A tip on minified code. Copy it in your favourite IDE and use the rename/refactor function to name variables and functions if you have guessed the meaning. The code often becomes more readable quite quickly.

sTANDARD cOMPLIANCE

There are a lot of standards in adtech, but there are quite few for each use case. The folks at IAB and Prebid have managed to standardise quite a lot. Still there are tech vendors that follow this classic XKCD

If your partner operates on OpenRTB, that’s great! It means their endpoints can potentially work in every environment; Web, App, Audio, DooH. There’s plenty of documentation and tooling around this standard and it still has extension possibilities to accommodate for special use cases.

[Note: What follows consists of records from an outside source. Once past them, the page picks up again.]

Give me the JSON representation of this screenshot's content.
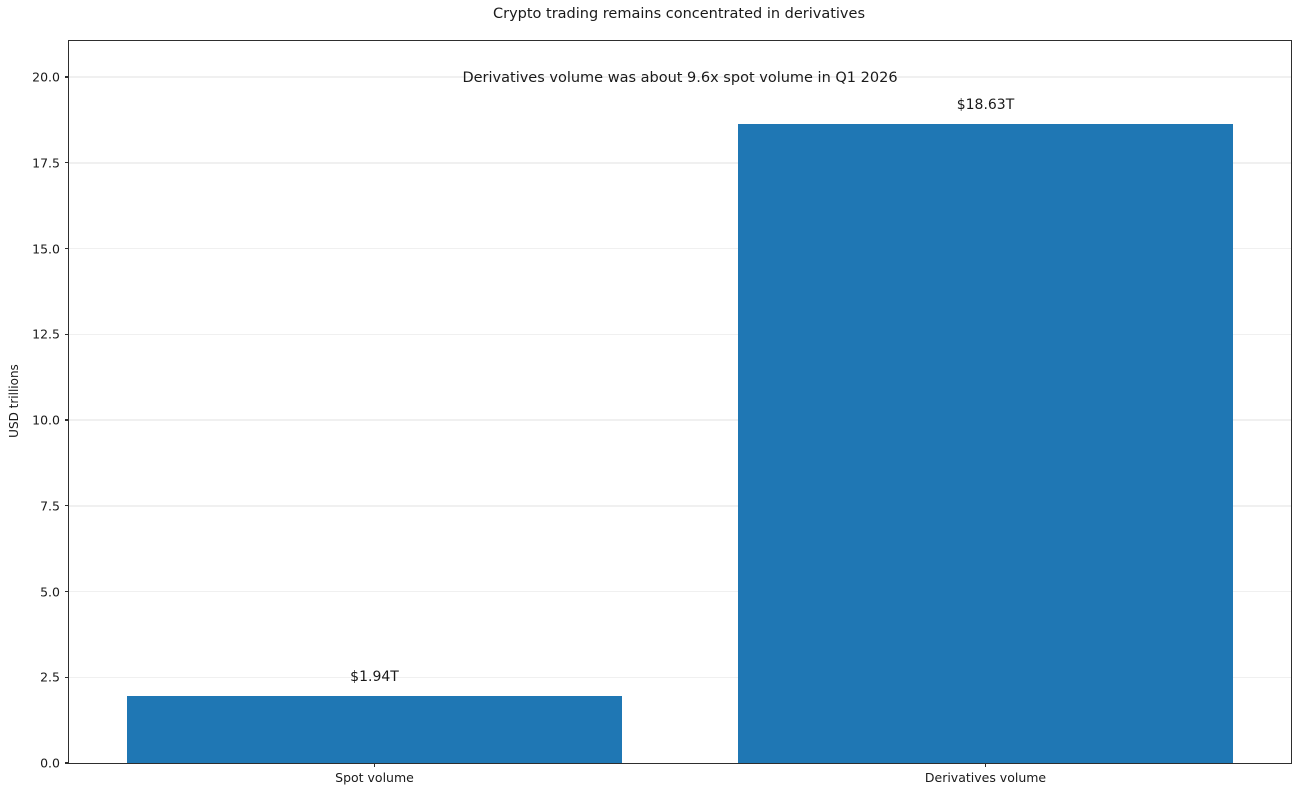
{
  "chart_data": {
    "type": "bar",
    "title": "Crypto trading remains concentrated in derivatives",
    "annotation": "Derivatives volume was about 9.6x spot volume in Q1 2026",
    "categories": [
      "Spot volume",
      "Derivatives volume"
    ],
    "values": [
      1.94,
      18.63
    ],
    "value_labels": [
      "$1.94T",
      "$18.63T"
    ],
    "xlabel": "",
    "ylabel": "USD trillions",
    "yticks": [
      0.0,
      2.5,
      5.0,
      7.5,
      10.0,
      12.5,
      15.0,
      17.5,
      20.0
    ],
    "ytick_labels": [
      "0.0",
      "2.5",
      "5.0",
      "7.5",
      "10.0",
      "12.5",
      "15.0",
      "17.5",
      "20.0"
    ],
    "ylim": [
      0,
      21.05
    ],
    "grid": "horizontal-only",
    "legend": "none",
    "bar_color": "#1f77b4",
    "gridline_color": "#f0f0f0",
    "spine_color": "#2e2e2e",
    "text_color": "#1a1a1a"
  }
}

The TCF standard was a milestone, especially for publishers. And it showcases why standards are so vital for a competitive marketplace. As a publisher, I can switch to a CMP with relatively low effort – thanks to TCF. As an advertiser, I have to register in one place and not talk to every CMP out there.

The less your adtech partner is compliant with existing standards, the more cautious you should be. You need your own javascript on the page to do user syncing? Why don’t you have a Prebid user id module? What’s this custom taxonomy that basically looks like the seller defined audiences? Every non-compliance  means more integration work, more maintenance, more room for errors, and less interoperability.